Exhausted, I let Jude slide to the ground, helping him gently onto his back. He made no sound or movement, his body slack except for his balled fists. I checked his pulse again. Faint but beating. I pulled my flask from inside my jacket and unscrewed the top. Lifting his head from my lap, I pressed the rim to his lips. Most of the water seeped into the dusty earth, but, then Jude’s throat worked, and two swallows made their way down before he coughed and spluttered.

“Jude. Jude. Can you hear me?”

No sign of consciousness left me chilled to the bone. A cold mist draped Lethe’s lair. Jude’s naked and beaten form lay there unmoving, his wounds still seeping blood.
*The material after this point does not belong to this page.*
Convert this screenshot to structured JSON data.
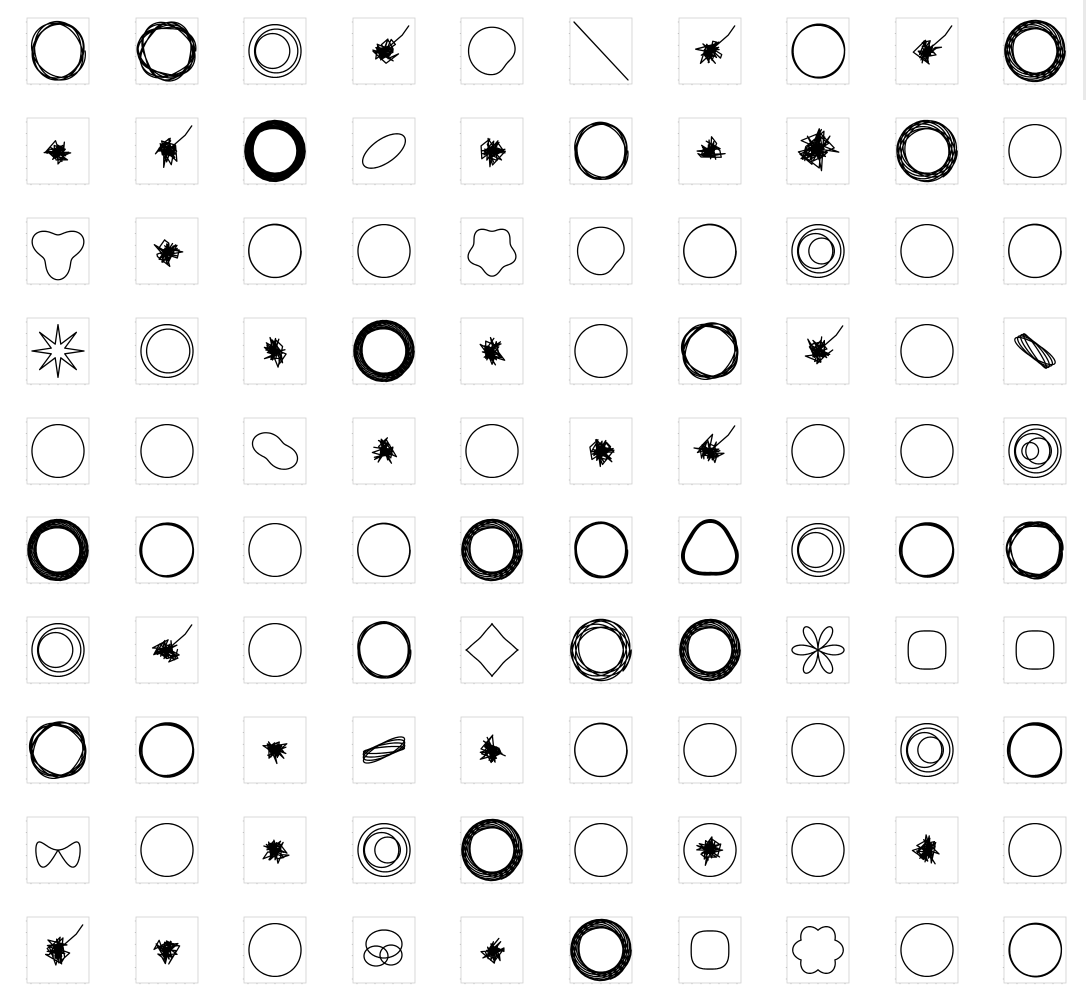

I feared he would never recover, even if we made it out of here. The reality of what awaited back home fell like a heavy stone to the pit of my stomach.

Those lips, cut and bruised, had whispered a hundred passionate words of love to me. Those hands, scraped to the bone, had touched me countless times, reminding me again and again who owned my heart. This body, torn to shreds by a sadist’s whip, had shown me the power and pleasure a man can give a woman when she succumbs to her desire. Helpless and half-alive, he was no less the man I knew and loved, but the heartbreak of what he suffered crippled me with fear.

Mira chirped and clicked with impatience.

I wiped the dampness from my eyes with my sleeve. “Yes. I
know
. It’s time to get out of here.”

Though I’d been told it was impossible, I lifted Jude’s upper body onto my lap, gripped his biceps and tried to sift. My skin prickled with the sensation of moving toward another dimension. Then nothing. We never budged. Whatever force field blocked the passage from sifting, it was strong and held firm.